Time is moving so fast. It used to puzzle me, but now I think I understand it's a sort of psychological time dilation. When we're young, say when we're ten, then five years is 50% of our lives. When we're twenty, it drops off to 25%. When we're forty, five years has become a mere 12.5%, and so forth. The longer one lives, the briefer any given span of time is perceived as being. The mind actually makes the span of time seem shorter than it did at an early age. Or, it may be this is some actual property peculiar to the fabric of time, but, at the moment, my psychological hypothesis seems more parsimonious. And, realizing all this, that's often been my best argument against suicide (though I strongly believe suicide is everyone's right and a personal decision, and I say this having lost someone I loved to suicide). Time is moving fast, and it moves faster and faster the older we get. If you hate life, just hang on. It'll be over "soon."

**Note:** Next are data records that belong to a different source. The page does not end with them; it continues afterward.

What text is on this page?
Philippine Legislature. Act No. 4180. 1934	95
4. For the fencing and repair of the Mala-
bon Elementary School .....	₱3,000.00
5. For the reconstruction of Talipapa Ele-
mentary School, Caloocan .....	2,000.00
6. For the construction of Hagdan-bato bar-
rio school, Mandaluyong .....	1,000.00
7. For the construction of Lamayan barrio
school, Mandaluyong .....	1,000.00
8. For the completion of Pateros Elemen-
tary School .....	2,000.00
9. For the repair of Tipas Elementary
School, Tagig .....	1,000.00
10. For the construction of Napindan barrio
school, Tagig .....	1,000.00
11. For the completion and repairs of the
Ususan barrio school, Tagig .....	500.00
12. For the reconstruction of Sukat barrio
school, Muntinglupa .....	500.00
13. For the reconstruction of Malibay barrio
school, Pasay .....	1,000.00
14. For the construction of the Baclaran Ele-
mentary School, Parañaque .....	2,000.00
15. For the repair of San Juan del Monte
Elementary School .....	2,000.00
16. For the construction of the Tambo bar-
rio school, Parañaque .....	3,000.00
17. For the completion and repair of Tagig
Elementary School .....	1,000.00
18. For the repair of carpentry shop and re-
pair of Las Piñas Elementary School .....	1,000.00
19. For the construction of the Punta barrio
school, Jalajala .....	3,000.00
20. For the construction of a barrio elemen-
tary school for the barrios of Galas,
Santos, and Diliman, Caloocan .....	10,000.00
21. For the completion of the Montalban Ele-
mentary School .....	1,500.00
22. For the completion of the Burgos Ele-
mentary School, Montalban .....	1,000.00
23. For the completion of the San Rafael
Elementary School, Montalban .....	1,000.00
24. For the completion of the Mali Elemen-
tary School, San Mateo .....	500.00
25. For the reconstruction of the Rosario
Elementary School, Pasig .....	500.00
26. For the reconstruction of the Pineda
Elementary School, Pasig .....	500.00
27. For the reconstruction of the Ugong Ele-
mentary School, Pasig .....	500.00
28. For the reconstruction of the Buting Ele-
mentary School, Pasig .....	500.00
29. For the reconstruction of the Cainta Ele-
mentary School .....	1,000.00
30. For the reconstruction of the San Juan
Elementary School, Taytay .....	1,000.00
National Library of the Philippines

Yesterday, I slogged through the more tiresome aspects of the process of getting the CEM for The Drowning Girl: A Memoir ready to go back to my editor. Which is to say, heading down the steep slopes of Mount Taediosus, reaching the talus, one encounters great thickets of greenbriers and kudzu vines. The descent is slowed. And so forth. And today, I am reduced to double checking, mostly proving the things I've quoted are in public domain, or that I have quoted short enough portions that my quotes constitute fair use. Sometimes, this turns into black comedy, such as, for example, where I quoted Dante's Divina Commedia, which was, of course, written in the early fourteenth century. Obviously, it's in the public domain. But not so fast! Because, I quote both the original Italian and an English translation. So, which English translation did I quote? Because translations are subject to copyright, which means translated lines of a fourteenth century poem may well be under copyright.

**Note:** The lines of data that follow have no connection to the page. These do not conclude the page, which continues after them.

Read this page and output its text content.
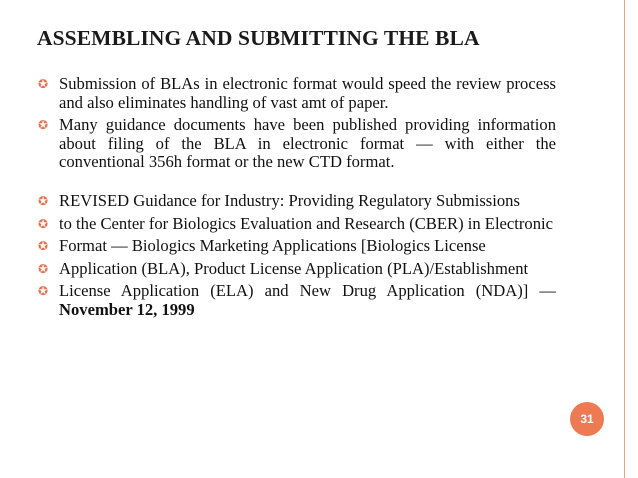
ASSEMBLING AND SUBMITTING THE BLA
✪ Submission of BLAs in electronic format would speed the review process and also eliminates handling of vast amt of paper.
✪ Many guidance documents have been published providing information about filing of the BLA in electronic format — with either the conventional 356h format or the new CTD format.
✪ REVISED Guidance for Industry: Providing Regulatory Submissions
✪ to the Center for Biologics Evaluation and Research (CBER) in Electronic
✪ Format — Biologics Marketing Applications [Biologics License
✪ Application (BLA), Product License Application (PLA)/Establishment
✪ License Application (ELA) and New Drug Application (NDA)] — November 12, 1999
31
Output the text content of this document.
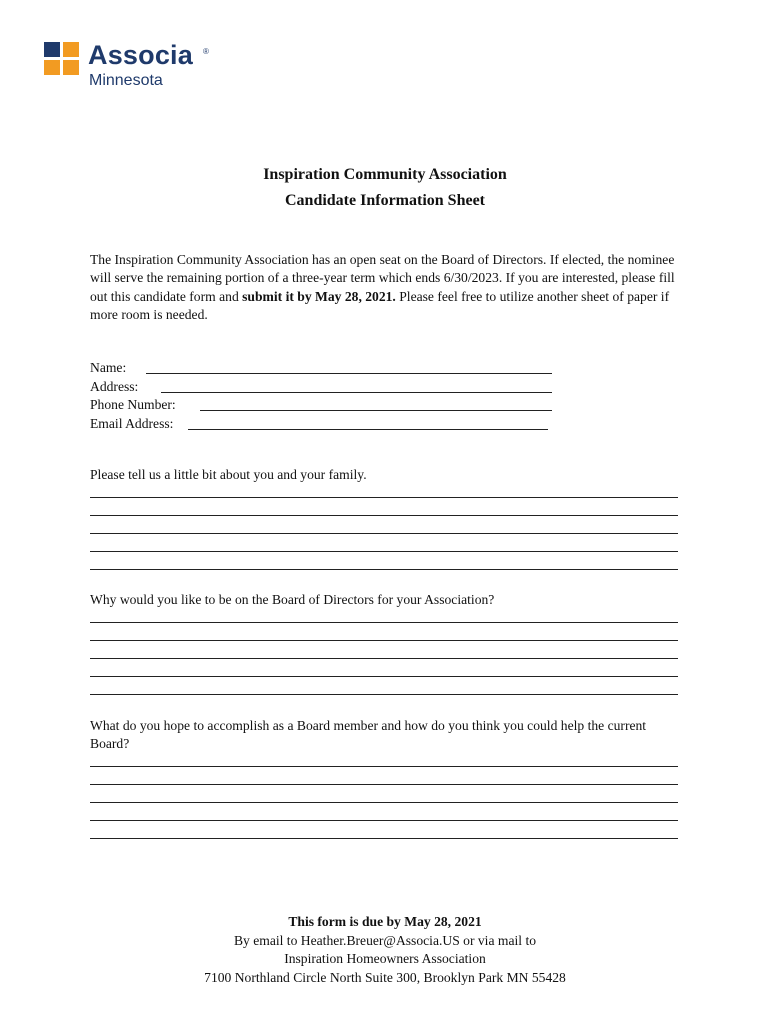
Associa ®
Minnesota
Inspiration Community Association
Candidate Information Sheet
The Inspiration Community Association has an open seat on the Board of Directors. If elected, the nominee will serve the remaining portion of a three-year term which ends 6/30/2023. If you are interested, please fill out this candidate form and submit it by May 28, 2021. Please feel free to utilize another sheet of paper if more room is needed.
Name:
Address:
Phone Number:
Email Address:
Please tell us a little bit about you and your family.
Why would you like to be on the Board of Directors for your Association?
What do you hope to accomplish as a Board member and how do you think you could help the current Board?
This form is due by May 28, 2021
By email to Heather.Breuer@Associa.US or via mail to
Inspiration Homeowners Association
7100 Northland Circle North Suite 300, Brooklyn Park MN 55428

But when asked, "Which translation did you use?" My response is, "Fuck if I know." Turns out, I used the translation made by Allen Mandelbaum between 1980 and 1984. Very much still in copyright. This means I have to quote the English translation lines from a much older translation, likely Henry Francis Cary's, which was done between 1805-1814, and is long, long out of copyright (therefore, in "public domain"). And so on, and on, and on, and on.
Thankfully, sovay was kind enough to read through the ms. again with an eye to this very problem, plus my copyeditor caught many of them.

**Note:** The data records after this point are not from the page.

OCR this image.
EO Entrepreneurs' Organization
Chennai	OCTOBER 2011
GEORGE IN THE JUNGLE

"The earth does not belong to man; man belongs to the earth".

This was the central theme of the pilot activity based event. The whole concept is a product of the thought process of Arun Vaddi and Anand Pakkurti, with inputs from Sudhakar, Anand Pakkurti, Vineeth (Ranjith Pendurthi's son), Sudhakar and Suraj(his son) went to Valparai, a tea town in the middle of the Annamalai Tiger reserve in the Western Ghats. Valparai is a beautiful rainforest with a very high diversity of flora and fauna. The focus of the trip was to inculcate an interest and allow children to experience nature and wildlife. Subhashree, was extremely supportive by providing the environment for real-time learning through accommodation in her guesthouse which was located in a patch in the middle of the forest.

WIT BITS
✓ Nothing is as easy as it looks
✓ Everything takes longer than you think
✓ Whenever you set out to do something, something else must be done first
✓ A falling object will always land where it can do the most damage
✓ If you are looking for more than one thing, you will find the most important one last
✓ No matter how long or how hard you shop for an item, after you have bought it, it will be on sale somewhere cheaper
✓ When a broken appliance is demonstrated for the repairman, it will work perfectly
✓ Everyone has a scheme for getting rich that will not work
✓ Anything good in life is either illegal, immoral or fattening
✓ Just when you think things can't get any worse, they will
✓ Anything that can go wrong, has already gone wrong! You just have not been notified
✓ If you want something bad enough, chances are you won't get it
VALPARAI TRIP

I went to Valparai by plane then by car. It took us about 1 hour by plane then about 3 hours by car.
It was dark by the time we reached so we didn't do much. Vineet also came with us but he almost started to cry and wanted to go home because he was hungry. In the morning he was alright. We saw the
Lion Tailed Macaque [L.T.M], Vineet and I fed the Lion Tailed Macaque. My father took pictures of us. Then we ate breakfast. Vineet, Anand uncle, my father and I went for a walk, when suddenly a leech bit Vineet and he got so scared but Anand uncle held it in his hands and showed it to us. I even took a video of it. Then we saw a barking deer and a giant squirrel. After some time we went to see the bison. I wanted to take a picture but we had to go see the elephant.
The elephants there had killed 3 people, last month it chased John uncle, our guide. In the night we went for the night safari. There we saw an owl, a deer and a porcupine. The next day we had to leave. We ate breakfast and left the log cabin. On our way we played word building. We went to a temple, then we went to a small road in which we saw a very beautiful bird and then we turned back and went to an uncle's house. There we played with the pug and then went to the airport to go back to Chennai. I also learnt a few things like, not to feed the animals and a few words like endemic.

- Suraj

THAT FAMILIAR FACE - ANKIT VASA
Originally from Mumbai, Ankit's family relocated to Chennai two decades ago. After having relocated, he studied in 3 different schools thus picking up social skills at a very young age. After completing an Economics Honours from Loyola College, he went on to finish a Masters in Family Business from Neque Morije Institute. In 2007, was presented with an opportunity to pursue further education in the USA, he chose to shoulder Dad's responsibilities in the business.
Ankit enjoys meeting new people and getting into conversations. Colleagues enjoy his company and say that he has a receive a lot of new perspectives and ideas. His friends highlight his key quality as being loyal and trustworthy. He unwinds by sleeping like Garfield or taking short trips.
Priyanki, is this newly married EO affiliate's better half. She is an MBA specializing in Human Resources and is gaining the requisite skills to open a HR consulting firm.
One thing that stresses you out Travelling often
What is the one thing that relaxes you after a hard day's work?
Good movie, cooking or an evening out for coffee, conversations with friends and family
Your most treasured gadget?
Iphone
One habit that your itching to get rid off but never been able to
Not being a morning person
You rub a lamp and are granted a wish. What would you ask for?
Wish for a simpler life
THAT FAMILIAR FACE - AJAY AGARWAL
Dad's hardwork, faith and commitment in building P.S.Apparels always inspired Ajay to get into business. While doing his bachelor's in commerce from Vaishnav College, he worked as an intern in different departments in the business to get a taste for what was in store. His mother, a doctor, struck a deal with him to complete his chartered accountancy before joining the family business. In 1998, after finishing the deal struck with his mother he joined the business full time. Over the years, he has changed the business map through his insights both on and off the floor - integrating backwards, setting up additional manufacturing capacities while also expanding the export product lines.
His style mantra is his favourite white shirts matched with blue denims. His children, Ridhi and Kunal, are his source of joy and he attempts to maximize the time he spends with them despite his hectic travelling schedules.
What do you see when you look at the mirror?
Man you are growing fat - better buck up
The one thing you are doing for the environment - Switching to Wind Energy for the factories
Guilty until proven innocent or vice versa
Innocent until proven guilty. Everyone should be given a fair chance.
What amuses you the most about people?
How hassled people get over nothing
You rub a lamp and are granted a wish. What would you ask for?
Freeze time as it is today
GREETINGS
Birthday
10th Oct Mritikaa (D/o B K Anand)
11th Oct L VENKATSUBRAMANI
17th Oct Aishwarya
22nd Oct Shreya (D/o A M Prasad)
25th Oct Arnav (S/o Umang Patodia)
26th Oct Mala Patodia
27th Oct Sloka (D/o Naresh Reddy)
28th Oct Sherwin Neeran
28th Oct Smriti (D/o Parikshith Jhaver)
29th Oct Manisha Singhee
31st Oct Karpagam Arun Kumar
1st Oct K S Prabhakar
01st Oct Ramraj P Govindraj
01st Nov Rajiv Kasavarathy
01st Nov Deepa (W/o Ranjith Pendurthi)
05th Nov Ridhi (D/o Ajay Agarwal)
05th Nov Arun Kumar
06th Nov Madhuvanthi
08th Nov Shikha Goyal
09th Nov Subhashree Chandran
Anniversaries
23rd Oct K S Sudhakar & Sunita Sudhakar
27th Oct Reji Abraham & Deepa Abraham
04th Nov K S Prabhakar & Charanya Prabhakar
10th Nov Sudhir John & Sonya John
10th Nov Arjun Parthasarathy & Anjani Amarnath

Also. After adding, over the last week, an additional ten thousand words or so to the "Back Pages" portion of the ms., I began to fear I'd broken the book in so doing. I emailed it to Peter Straub, and he read over it again for me yesterday. And, says he, yes, I broke it. Chop the new stuff out. Which I will do, because I respect his opinion as much as that of almost any living author. Besides, cutting the new text will make my editor happy. An author must never, ever be afraid to take scalpel to child.
Also, I signed the signature sheets to the Centipede Press Machen collection.
And that was my yesterday. Pretty much. Oh, we're getting into Season Two of Mad Men, and I still can't figure out why they made the jump from 1960 to 1962. But it was disorienting, and I didn't even catch on until the third episode or so. And we read. And we slept. But I did not sleep enough.